Beşiktaş Milangaz, haftasonu Konya’da düzenlenen Spor Toto Türkiye Kupası maçları sonucunda Türkiye Kupası’nı tarihinde ilk defa Beşiktaş’a getirdi. Bu başarının, bu büyük başarının mimarlarından biri belki de en önemlisi Koç Ergin Ataman oldu. Büyük bir başarı diyorum, niye? Birçok sebebi var bunun. Çünkü Beşiktaş sezon başında büyük bir belirsizlik yaşıyordu. Sponsor belli değildi. Başkan amatör şubelerin büyük bir maddi yük getirdiğini söylüyordu konuşmalarında. Rakipler bir bir dünya yıldızlarını getirirken Beşiktaş’ta henüz hiçbir transfer olmamıştı. Geçen yılın toplama takımından birkaç oyuncu geride kalmış, onlar da yönetimle sorun yaşıyordu. Geçen sene takımı sırtlayan isimlerden Serkan Erdoğan üstelik de en ciddi rakiplerden biri olan Banvit’e gitmişti. (Aynı Serkan, kupa finalinde Beşiktaş’ın karşısına çıkacaktı) Sponsor uzun süre bulunamadı, en sonunda Demirören Milangaz’ı basket takımına sponsor yaparak bir nevi takımın bu sezonunu kurtardı. Birçok icraatıyla kıyasıya eleştirdiğimiz başkanın belki de en kritik hamlelerinden biri olmuştu bu.

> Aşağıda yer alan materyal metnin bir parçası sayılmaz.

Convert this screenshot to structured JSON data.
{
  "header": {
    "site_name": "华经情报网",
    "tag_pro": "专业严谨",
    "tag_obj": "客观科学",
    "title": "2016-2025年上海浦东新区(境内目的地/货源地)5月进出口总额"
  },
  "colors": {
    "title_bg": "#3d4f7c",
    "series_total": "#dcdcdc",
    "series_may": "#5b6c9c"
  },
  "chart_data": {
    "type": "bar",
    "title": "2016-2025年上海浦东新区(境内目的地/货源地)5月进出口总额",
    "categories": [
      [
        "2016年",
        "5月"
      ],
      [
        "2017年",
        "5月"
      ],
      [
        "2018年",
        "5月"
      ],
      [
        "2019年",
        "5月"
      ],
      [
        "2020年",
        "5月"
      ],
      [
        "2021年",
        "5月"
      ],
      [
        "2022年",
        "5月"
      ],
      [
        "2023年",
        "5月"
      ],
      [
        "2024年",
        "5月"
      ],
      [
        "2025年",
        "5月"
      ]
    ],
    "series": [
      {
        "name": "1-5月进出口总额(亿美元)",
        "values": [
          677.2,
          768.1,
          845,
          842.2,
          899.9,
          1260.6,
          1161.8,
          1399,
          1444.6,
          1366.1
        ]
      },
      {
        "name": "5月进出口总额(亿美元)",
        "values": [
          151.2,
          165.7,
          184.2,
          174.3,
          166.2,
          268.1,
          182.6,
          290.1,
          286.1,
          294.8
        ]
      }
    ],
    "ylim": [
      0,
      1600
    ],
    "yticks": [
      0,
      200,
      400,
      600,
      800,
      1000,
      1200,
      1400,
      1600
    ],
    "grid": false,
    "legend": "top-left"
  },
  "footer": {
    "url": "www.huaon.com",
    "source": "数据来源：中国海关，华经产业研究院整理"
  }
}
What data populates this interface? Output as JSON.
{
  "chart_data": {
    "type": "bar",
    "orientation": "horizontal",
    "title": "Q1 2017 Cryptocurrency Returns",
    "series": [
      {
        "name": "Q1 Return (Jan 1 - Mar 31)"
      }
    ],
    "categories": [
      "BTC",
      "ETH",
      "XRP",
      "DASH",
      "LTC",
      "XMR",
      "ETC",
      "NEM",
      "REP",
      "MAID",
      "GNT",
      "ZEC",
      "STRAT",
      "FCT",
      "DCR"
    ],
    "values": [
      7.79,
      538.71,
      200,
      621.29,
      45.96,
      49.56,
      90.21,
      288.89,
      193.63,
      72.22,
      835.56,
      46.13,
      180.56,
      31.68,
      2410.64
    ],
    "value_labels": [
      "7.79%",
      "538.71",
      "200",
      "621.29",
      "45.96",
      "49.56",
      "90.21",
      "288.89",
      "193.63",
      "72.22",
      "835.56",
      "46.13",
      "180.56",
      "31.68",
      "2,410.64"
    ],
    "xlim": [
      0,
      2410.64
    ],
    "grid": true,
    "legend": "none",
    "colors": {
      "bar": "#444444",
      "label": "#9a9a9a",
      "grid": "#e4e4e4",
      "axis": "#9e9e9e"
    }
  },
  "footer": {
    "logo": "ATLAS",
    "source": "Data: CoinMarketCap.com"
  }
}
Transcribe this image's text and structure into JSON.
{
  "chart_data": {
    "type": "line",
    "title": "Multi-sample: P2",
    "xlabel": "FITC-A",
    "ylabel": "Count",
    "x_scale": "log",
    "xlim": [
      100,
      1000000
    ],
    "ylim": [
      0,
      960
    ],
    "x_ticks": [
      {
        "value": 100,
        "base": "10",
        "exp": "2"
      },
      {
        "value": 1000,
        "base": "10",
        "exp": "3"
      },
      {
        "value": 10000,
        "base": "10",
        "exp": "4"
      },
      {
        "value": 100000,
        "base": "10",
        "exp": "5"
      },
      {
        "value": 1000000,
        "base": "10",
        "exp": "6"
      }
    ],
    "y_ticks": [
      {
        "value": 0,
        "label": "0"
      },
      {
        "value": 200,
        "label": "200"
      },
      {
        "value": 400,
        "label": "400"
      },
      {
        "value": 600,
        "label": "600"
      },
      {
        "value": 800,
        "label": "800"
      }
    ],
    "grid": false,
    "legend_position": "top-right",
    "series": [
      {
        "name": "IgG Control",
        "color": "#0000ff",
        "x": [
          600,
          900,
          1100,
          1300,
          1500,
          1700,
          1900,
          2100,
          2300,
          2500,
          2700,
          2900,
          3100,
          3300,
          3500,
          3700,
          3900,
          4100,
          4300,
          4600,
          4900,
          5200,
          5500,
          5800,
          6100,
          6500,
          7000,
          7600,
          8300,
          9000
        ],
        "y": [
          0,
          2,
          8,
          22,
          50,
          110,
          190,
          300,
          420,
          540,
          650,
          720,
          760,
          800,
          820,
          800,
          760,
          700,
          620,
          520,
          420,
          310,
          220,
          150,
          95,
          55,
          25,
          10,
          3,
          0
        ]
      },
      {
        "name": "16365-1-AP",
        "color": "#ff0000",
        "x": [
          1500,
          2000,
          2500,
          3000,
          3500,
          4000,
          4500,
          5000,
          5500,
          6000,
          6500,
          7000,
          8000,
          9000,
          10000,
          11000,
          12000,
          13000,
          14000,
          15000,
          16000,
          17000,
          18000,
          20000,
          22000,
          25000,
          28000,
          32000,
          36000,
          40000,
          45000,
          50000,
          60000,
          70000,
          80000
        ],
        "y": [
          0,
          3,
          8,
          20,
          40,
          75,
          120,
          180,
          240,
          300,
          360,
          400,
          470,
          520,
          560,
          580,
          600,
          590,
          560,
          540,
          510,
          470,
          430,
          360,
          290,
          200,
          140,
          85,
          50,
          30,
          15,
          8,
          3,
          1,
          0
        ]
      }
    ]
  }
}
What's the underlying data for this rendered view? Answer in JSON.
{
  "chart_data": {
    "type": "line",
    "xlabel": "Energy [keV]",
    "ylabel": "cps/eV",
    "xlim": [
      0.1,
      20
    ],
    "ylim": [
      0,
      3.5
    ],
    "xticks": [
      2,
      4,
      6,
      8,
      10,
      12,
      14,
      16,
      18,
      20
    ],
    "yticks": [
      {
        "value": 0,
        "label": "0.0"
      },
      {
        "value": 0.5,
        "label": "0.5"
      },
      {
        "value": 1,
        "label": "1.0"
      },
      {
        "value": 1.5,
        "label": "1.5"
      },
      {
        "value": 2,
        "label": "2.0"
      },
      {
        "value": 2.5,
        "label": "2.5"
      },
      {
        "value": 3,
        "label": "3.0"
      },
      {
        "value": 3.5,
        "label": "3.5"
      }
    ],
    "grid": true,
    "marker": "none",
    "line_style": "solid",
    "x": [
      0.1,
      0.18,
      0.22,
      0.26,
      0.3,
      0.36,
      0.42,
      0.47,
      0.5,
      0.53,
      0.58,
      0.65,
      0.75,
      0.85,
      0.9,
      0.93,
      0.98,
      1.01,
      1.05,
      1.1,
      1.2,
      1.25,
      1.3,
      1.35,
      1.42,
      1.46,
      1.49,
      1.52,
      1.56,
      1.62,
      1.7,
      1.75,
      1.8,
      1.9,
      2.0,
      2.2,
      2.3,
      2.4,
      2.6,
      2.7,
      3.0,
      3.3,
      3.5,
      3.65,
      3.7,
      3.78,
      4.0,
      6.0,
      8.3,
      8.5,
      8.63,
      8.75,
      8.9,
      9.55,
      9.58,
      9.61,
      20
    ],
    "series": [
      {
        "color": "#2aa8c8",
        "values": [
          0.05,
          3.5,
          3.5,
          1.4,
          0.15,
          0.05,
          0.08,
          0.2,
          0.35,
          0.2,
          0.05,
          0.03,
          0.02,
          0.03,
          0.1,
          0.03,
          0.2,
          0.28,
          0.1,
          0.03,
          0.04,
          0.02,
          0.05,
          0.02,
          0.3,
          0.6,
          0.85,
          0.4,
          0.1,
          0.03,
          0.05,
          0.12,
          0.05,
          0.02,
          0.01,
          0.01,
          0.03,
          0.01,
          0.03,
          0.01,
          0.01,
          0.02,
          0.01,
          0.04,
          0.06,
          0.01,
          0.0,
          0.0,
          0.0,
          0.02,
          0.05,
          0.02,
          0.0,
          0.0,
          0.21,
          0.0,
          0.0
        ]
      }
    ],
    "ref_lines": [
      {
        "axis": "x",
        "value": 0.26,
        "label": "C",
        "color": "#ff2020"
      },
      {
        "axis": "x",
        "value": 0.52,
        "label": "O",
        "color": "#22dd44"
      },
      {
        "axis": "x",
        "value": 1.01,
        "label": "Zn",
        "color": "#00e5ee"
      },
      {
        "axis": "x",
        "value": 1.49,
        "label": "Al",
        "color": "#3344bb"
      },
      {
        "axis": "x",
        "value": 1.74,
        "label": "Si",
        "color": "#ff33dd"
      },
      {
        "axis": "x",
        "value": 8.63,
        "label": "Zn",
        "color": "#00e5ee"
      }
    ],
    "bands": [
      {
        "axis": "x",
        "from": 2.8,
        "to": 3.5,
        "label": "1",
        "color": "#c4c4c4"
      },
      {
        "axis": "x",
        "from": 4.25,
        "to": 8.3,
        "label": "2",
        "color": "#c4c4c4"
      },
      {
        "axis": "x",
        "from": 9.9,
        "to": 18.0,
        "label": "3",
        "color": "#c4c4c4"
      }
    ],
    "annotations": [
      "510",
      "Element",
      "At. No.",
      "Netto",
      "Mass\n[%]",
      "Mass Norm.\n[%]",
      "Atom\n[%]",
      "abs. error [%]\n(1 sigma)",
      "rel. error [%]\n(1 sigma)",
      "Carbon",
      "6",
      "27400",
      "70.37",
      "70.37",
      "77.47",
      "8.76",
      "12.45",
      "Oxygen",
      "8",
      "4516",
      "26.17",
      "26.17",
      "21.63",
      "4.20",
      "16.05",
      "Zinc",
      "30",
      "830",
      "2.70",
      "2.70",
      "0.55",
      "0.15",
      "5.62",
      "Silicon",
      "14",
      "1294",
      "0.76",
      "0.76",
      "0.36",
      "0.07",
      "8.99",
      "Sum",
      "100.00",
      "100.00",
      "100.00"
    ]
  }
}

Sonra transferler yapıldı. NBA lokavtı süresince Deron Willams ve Semih Erden transferleri büyük heyecan dalgası yarattı, takım iyi bir ritim yakaladı. Sonra NBA lokavtı bitti ve bu iki isim gitti. Özellikle D-Will gidince takımın yarı yarıya güç kaybedeceği hatta küme düşmemeye oynayacağı yorumları yapılıyordu. Ama unutulan bir gerçek vardı, bu takımın başında Ergin Ataman vardı. Onun bugününe ve Beşiktaş’taki başarısına bakmadan önce geçmişini bir hatırlamak gerekiyor. Gelin kısaca bir hatırlayalım. 1997 yılında İspanya’da düzenlenen Avrupa Basketbol Şampiyonası'nda Türk Milli Basketbol Takımı'nda Ercüment Sunter’in yardımcısı olarak milli takım antrenörlüğünü yaparken, 1998-99 sezonunda basketbol antrenörlüğü konusunda incelemeler yapmak üzere bir sene süreyle ABD’de Stanford Üniversitesi'nde bulunuyordu Ataman. 2001-03 yılları arasında İtalya Basketbol Ligi'nde Montepaschi Siena'da antrenörlük yaptı. Bu takımla 2001-02 sezonunda Saporta Kupası'nda şampiyon oldu. Siena o günden sonra Avrupa’nın önde gelen basketbol ekollerinden oldu. 2007-08 sezonu başında Beşiktaş Cola Turka'yla anlaştı. Beşiktaş Cola Turka ile play off yarı finali ve ULEB Cup'ta çeyrek final oynadı. Sezon sonu görevinden ayrıldı. 2008-2009 sezonu başında Efes Pilsen ile anlaşan Ataman, takıma 2005'ten sonraki ilk Türkiye Basketbol Ligi şampiyonluğunu kazandırmıştı. Normal sezonu sadece 2 mağlubiyetle kapatan Efes, saha avantajı ile başladığı final serisinde FB Ülker'e Ayhan Şahenk'te üst üste 2 maç kaybetmişti. Ancak o maçtan sonra Ataman'ın Efes'i FB Ülker’i üst üste 4 maç yenerek şampiyonluğa uzanmıştı. O sezon Teknosa Erkekler Türkiye Kupası'nı da kazanan Efes, Ataman yönetiminde duble yapıyordu. 2011’de ise Ataman, Beşiktaş Cola Turka'nın başına geçiyordu yine. Zorlu ve belirsizliklerin yaşandığı bir dönemde hem de.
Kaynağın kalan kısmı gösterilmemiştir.